Maltempo nel Bellunese, Zaia firma lo stato d'emergenza regionale: ''Danni ridotti rispetto a Vaia ma segnale di un cataclisma che va affrontato con le giuste precauzioni''
Da una prima ricognizione risulta che oltre una trentina di fabbricati sono stati soggetti a danni, tra questi, circa una quindicina hanno subito lo scoperchiamento del tetto. A causa del danneggiamento alle coperture una decina di persone residenti a Santo Stefano di Cadore sono state evacuate

BELLUNO. Il quadro, al momento, è il seguente: a causa del veloce transito di una linea temporalesca, sono state colpite da venti intensi e grandine le aree del Comelico, Cadore ed alto Agordino. Sono stati misurati valori della velocità del vento con raffiche di 129 chilometri all'ora a Cortina d'Ampezzo e superiori a 140 chilometri all'ora in quota.
Da una prima ricognizione risulta che oltre una trentina di fabbricati sono stati soggetti a danni, tra questi, circa una quindicina hanno subito lo scoperchiamento del tetto. A causa del danneggiamento alle coperture una decina di persone residenti a Santo Stefano di Cadore sono state evacuate.
Il Presidente della regione Veneto Luca Zaia ha firmato la dichiarazione di stato di emergenza regionale: “Siamo di fronte a una situazione critica di devastazione che interessa le nostre zone. Gli effetti, anche se sono di minore dimensione rispetto alla tempesta Vaia, non sono da sottovalutare perché sono segnali di un cataclisma che deve essere affrontato con le giuste precauzioni e i rapidi interventi sul posto”.

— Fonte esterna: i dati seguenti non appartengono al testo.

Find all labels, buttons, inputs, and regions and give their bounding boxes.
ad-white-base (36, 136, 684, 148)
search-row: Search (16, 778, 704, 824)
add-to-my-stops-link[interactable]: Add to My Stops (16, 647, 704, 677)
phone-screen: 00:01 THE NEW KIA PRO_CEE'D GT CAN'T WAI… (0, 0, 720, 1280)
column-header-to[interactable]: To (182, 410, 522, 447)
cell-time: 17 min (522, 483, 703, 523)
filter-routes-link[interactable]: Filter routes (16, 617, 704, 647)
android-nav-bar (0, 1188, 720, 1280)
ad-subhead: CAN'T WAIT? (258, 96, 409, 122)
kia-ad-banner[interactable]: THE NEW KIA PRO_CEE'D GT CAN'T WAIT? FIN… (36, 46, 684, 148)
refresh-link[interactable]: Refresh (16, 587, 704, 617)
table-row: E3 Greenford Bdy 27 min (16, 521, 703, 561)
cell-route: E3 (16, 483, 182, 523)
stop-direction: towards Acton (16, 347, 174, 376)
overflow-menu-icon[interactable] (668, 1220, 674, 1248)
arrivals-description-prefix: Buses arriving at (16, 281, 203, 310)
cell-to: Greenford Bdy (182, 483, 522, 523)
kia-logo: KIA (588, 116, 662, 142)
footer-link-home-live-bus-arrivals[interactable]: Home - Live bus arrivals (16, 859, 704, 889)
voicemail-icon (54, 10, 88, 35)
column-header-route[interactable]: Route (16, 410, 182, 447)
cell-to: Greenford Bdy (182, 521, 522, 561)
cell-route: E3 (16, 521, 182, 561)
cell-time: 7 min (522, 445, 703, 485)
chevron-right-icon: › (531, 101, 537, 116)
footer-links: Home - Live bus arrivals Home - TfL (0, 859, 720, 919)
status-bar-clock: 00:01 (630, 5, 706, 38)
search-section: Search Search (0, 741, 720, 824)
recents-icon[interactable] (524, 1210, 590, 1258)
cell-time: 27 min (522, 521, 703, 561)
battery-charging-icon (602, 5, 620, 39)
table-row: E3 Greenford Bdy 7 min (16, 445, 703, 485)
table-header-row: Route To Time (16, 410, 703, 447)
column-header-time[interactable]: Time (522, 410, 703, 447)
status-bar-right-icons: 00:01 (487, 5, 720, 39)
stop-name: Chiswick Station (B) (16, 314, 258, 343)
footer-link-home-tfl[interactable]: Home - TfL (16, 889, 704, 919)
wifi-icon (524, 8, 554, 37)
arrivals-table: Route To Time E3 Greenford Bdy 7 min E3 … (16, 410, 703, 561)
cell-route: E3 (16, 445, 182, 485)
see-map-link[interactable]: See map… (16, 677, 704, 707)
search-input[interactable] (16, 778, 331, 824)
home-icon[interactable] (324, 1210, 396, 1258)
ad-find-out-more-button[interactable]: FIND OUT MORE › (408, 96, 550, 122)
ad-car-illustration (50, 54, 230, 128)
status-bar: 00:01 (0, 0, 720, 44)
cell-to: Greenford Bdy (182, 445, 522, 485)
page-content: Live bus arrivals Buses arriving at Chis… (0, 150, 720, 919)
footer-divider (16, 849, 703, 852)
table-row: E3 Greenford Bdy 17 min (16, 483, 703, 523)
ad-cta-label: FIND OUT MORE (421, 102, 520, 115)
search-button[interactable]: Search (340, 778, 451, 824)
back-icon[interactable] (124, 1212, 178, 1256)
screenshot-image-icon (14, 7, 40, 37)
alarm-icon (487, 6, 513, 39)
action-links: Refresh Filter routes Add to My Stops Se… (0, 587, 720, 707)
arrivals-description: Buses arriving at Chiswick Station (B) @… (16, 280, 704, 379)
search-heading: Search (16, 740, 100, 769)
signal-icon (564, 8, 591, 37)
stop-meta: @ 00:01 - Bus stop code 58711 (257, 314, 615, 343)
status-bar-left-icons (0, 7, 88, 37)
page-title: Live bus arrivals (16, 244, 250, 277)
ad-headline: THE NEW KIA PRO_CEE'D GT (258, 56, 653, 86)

A seguito dei temporali molte alberature sono cadute a terra, in particolare nella zona orientale, interessando la viabilità statale, regionale, provinciale e danneggiato numerosi autoveicoli senza però provocare feriti. Inoltre, in alcune aree si sono verificate interruzioni di energia elettrica e delle telecomunicazioni, funzionalità che sono poi state ripristinate grazie alle tempestive operazioni degli addetti.
“Un grande ringraziamento è dedicato tutti a coloro che hanno contribuito a realizzare i 100 e più interventi di soccorso, i vigili del fuoco permanenti e volontari, le squadre di protezione civile e degli operatori delle infrastrutture stradali, elettriche e di telecomunicazione, di Veneto Strade, oltre agli addetti comunali”, ha dichiarato Luca Zaia in una videointervista.